Tuesday, December 1, 2009

Wrinkles

As you age, the style of your skin changes. You start with a tight-fitting sports jacket, and you wind up with something closer to a pair of baggy pajamas. This transition is quite traumatic for many people, as our culture considers it deeply embarrassing for one’s body to betray any sign that it’s a day over 18. If given the choice to look wise and experienced or young and nubile, most of us would choose the baby face every time. Many factors work together to cause midlife wrinkles and the pruniness of old age. As the years tick by, the collagen and elastin fibers in your dermis— those components that make your skin flexible and resilient—begin to break down, loosening their hold on your skin. Unfortunately, there’s not much you can do to intervene. But if you must try, here are a few wrinkleavoiding strategies:

• Choose the right parents. Your genes have the greatest say in deciding how elastic your skin is, and how long it stays relatively smooth and unwrinkled. That’s why some people in their sixties look like they’re in their thirties, much to the chagrin of everyone around them. If you want a quick prediction of how your skin will fare over the next few decades, look at your parents. And if this leaves you too depressed to continue through the rest of this chapter, consider the possibility that you were adopted from a passing circus.

• Don’t use your face. Many of the deeper grooves in your face are usage lines that mark where your skin folds when you scowl, smile, frown, or look utterly confused. To reduce the rate at which these wrinkles form, stop expressing any of these emotions. Or just accept the fact that wrinkles add character to your face.

• Don’t smoke. Cigarette smoke damages skin, causing it to wrinkle prematurely. This probably happens because cigarette smoke reduces blood flow to your skin, starving it of important nutrients. And while quitting the habit may improve your lungs, it won’t repair skin that’s already sagging.

• Limit sun exposure. Ultraviolet light (both UVA and UVB) breaks down the collagen in your skin. This weathering process speeds up aging and increases wrinkles. To prevent sun damage, slap on some sunscreen and follow the good sun habits.

These techniques may slow the rate at which your skin becomes progressively more wrinkled, but what can you do to remove the wrinkles you already have?

There’s certainly no shortage of cosmetic products that promise ageconquering miracles. However, most skin creams do relatively little. On the practical side, they may moisturize your skin (as dry skin looks older) and shield it from sun damage (with sunscreen). The effect of other ingredients is less clear-cut. Although many anti-aging skin creams are packed with anti-inflammatory ingredients, their concentrations are low and there’s little independent research to suggest that they actually do anything.

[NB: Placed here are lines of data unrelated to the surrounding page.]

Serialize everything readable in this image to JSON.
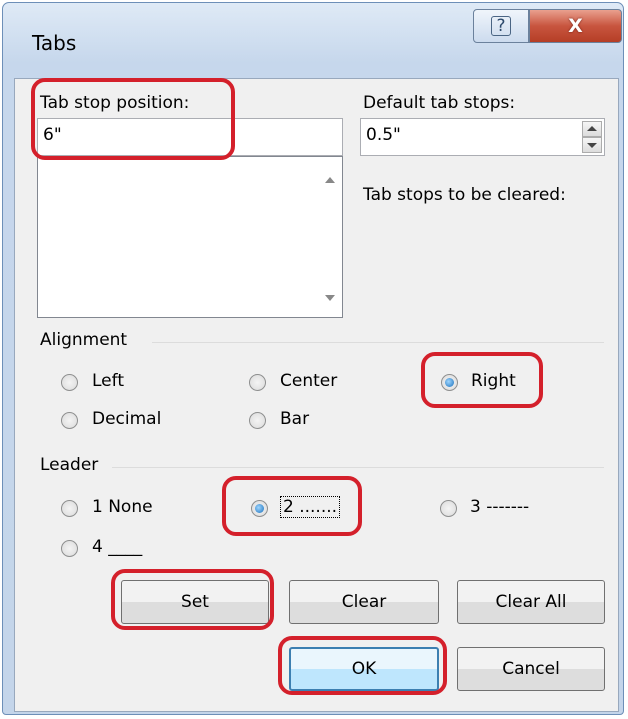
{
  "window": {
    "title": "Tabs",
    "help_glyph": "?",
    "close_glyph": "X"
  },
  "tab_stop": {
    "label": "Tab stop position:",
    "value": "6\""
  },
  "default_tab_stops": {
    "label": "Default tab stops:",
    "value": "0.5\""
  },
  "to_be_cleared_label": "Tab stops to be cleared:",
  "alignment": {
    "group_label": "Alignment",
    "options": [
      {
        "label": "Left",
        "checked": false
      },
      {
        "label": "Center",
        "checked": false
      },
      {
        "label": "Right",
        "checked": true
      },
      {
        "label": "Decimal",
        "checked": false
      },
      {
        "label": "Bar",
        "checked": false
      }
    ]
  },
  "leader": {
    "group_label": "Leader",
    "options": [
      {
        "label": "1 None",
        "checked": false
      },
      {
        "label": "2 .......",
        "checked": true
      },
      {
        "label": "3 -------",
        "checked": false
      },
      {
        "label": "4 ____",
        "checked": false
      }
    ]
  },
  "buttons": {
    "set": "Set",
    "clear": "Clear",
    "clear_all": "Clear All",
    "ok": "OK",
    "cancel": "Cancel"
  },
  "highlight_color": "#d4202b"
}
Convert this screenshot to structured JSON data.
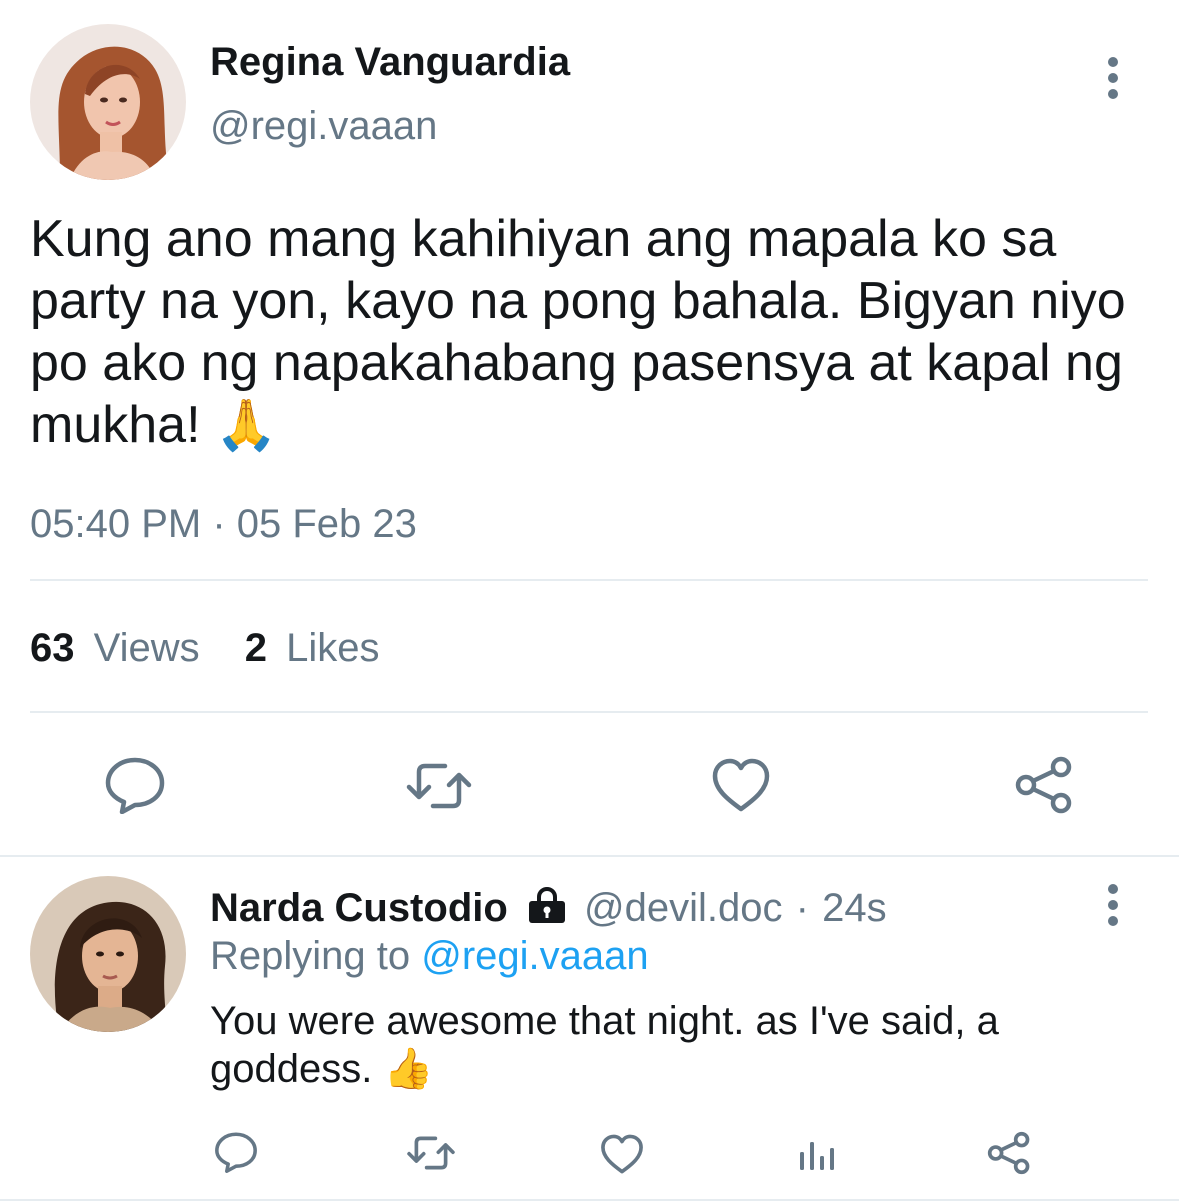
{
  "main_tweet": {
    "author_name": "Regina Vanguardia",
    "handle": "@regi.vaaan",
    "text_lines": [
      "Kung ano mang kahihiyan ang mapala ko sa",
      "party na yon, kayo na pong bahala. Bigyan niyo",
      "po ako ng napakahabang pasensya at kapal ng",
      "mukha! "
    ],
    "emoji": "🙏",
    "timestamp": "05:40 PM · 05 Feb 23",
    "stats": {
      "views_count": "63",
      "views_label": "Views",
      "likes_count": "2",
      "likes_label": "Likes"
    },
    "actions": [
      "reply-icon",
      "retweet-icon",
      "like-icon",
      "share-icon"
    ]
  },
  "reply_tweet": {
    "author_name": "Narda Custodio",
    "handle": "@devil.doc",
    "time": "24s",
    "separator": "·",
    "replying_to_label": "Replying to",
    "replying_to_handle": "@regi.vaaan",
    "text_lines": [
      "You were awesome that night. as I've said, a",
      "goddess. "
    ],
    "emoji": "👍",
    "actions": [
      "reply-icon",
      "retweet-icon",
      "like-icon",
      "analytics-icon",
      "share-icon"
    ]
  },
  "colors": {
    "text_primary": "#14171a",
    "text_secondary": "#657786",
    "link": "#1da1f2",
    "divider": "#e6ecf0"
  }
}
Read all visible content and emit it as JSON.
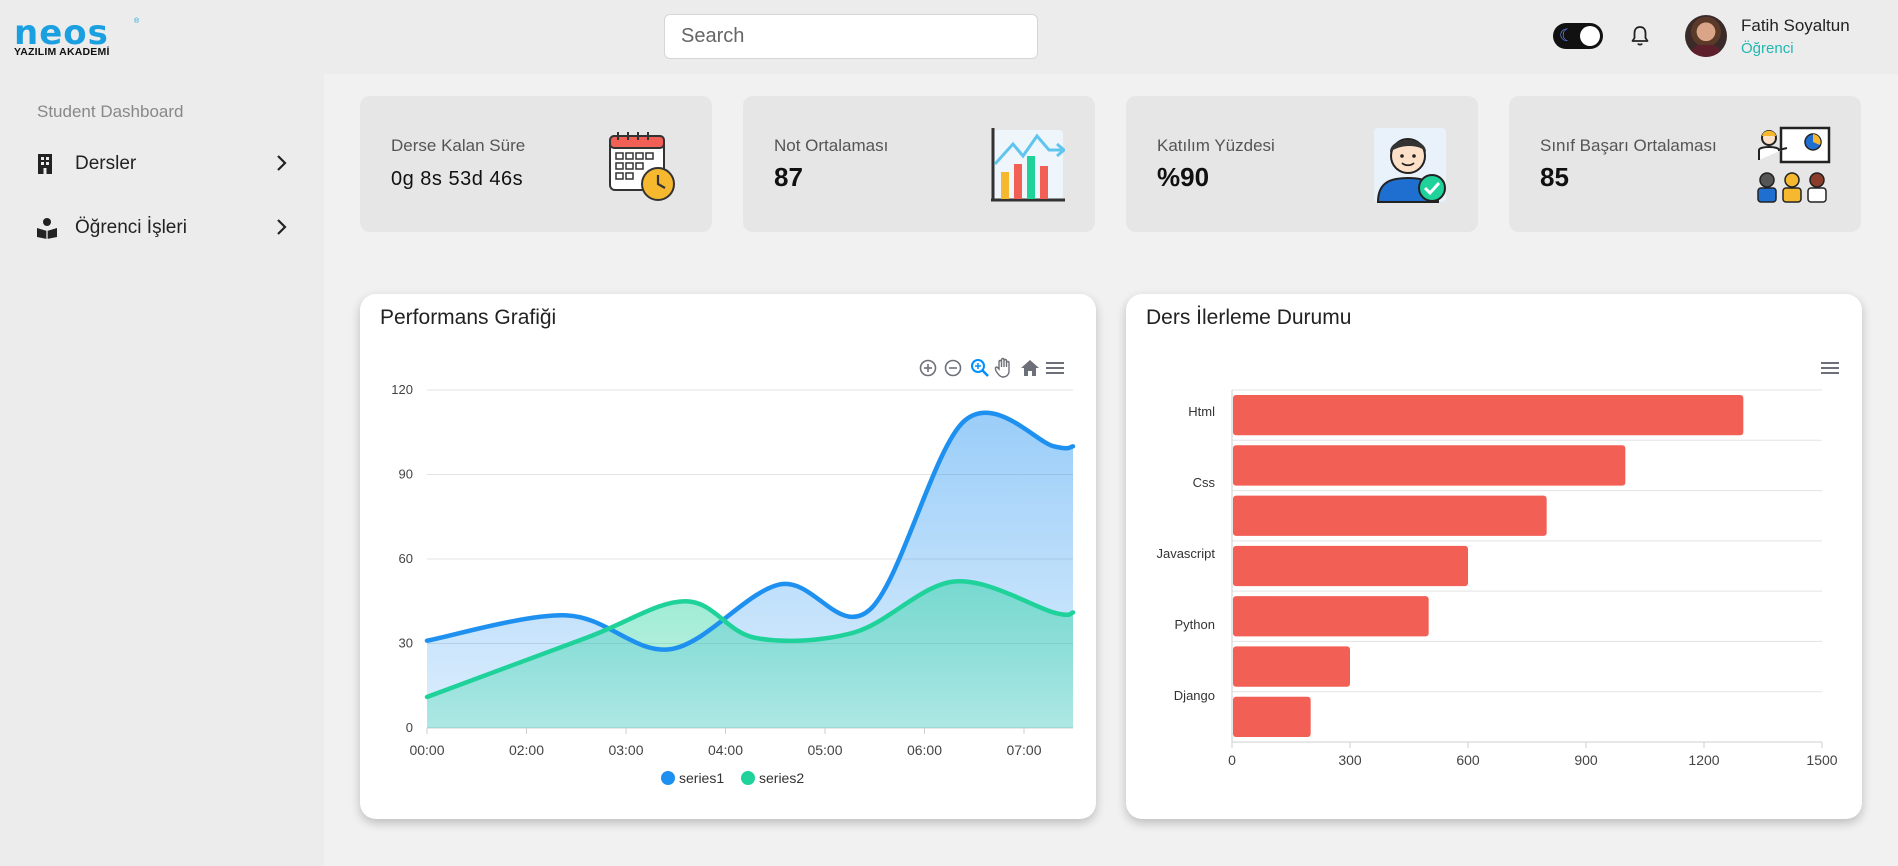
{
  "brand": {
    "logo_text": "neos",
    "logo_sub": "YAZILIM AKADEMİ",
    "logo_mark": "®"
  },
  "search": {
    "placeholder": "Search",
    "value": ""
  },
  "user": {
    "name": "Fatih Soyaltun",
    "role": "Öğrenci"
  },
  "sidebar": {
    "section_title": "Student Dashboard",
    "items": [
      {
        "label": "Dersler",
        "icon": "building-icon"
      },
      {
        "label": "Öğrenci İşleri",
        "icon": "reading-book-icon"
      }
    ]
  },
  "stats": [
    {
      "title": "Derse Kalan Süre",
      "value": "0g 8s 53d 46s",
      "icon": "calendar-clock-icon"
    },
    {
      "title": "Not Ortalaması",
      "value": "87",
      "icon": "bar-chart-growth-icon"
    },
    {
      "title": "Katılım Yüzdesi",
      "value": "%90",
      "icon": "student-check-icon"
    },
    {
      "title": "Sınıf Başarı Ortalaması",
      "value": "85",
      "icon": "classroom-presentation-icon"
    }
  ],
  "colors": {
    "series1": "#1e90f0",
    "series2": "#1fd29a",
    "bar": "#f25f55",
    "accent": "#1fb8b0"
  },
  "chart_data": [
    {
      "type": "area",
      "title": "Performans Grafiği",
      "x": [
        "00:00",
        "02:00",
        "03:00",
        "04:00",
        "05:00",
        "06:00",
        "07:00"
      ],
      "ylim": [
        0,
        120
      ],
      "yticks": [
        0,
        30,
        60,
        90,
        120
      ],
      "series": [
        {
          "name": "series1",
          "x": [
            0,
            1.4,
            2.45,
            3.55,
            4.45,
            5.4,
            6.3,
            7.25
          ],
          "values": [
            31,
            40,
            28,
            51,
            42,
            109,
            100,
            100
          ]
        },
        {
          "name": "series2",
          "x": [
            0,
            1.6,
            2.6,
            3.3,
            4.3,
            5.3,
            6.3,
            7.25
          ],
          "values": [
            11,
            32,
            45,
            32,
            34,
            52,
            41,
            41
          ]
        }
      ],
      "legend": "bottom-center",
      "grid": true
    },
    {
      "type": "bar",
      "orientation": "horizontal",
      "title": "Ders İlerleme Durumu",
      "categories": [
        "Html",
        "",
        "Css",
        "",
        "Javascript",
        "",
        "Python",
        "",
        "Django"
      ],
      "values": [
        1300,
        1000,
        800,
        600,
        500,
        300,
        200
      ],
      "category_labels": [
        "Html",
        "Css",
        "Javascript",
        "Python",
        "Django"
      ],
      "xlim": [
        0,
        1500
      ],
      "xticks": [
        0,
        300,
        600,
        900,
        1200,
        1500
      ],
      "grid": true
    }
  ]
}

Similarly, vitamins, collagen, antioxidants, and other useful-sounding substances are unlikely ever to reach the lower-level dermis, which is where wrinkling takes place. Some creams contain ingredients that obscure fine wrinkles or scatter light, giving skin a “soft-focus” effect. Whatever the case, these creams can only hide aging rather than make lasting improvements. And lotion lovers beware: Some ingredients can actually aggravate sensitive skin or clog pores, exacerbating acne.

More drastically, cosmetic procedures like chemical peels, laser resurfacing, and microdermabrasion can improve wrinkles by removing excess dead skin in a strategic way. The effect is temporary, usually limited to fine lines rather than deep wrinkles, and may cause redness and peeling. For all but the most wrinkle-averse, it hardly seems worth the trouble. The truth is that if you live in your body for half a century, it will gradually develop the creases of use and abuse. The over-80 crowd will tell you that the relentless march of time leaves the human face with more grooves than a 45-rpm record (but first they’ll have to explain what a 45-rpm record is). The real decision you have to make is not how to fight wrinkles, but whether you want to accept them with dignity or become an increasingly desperate chaser of youth.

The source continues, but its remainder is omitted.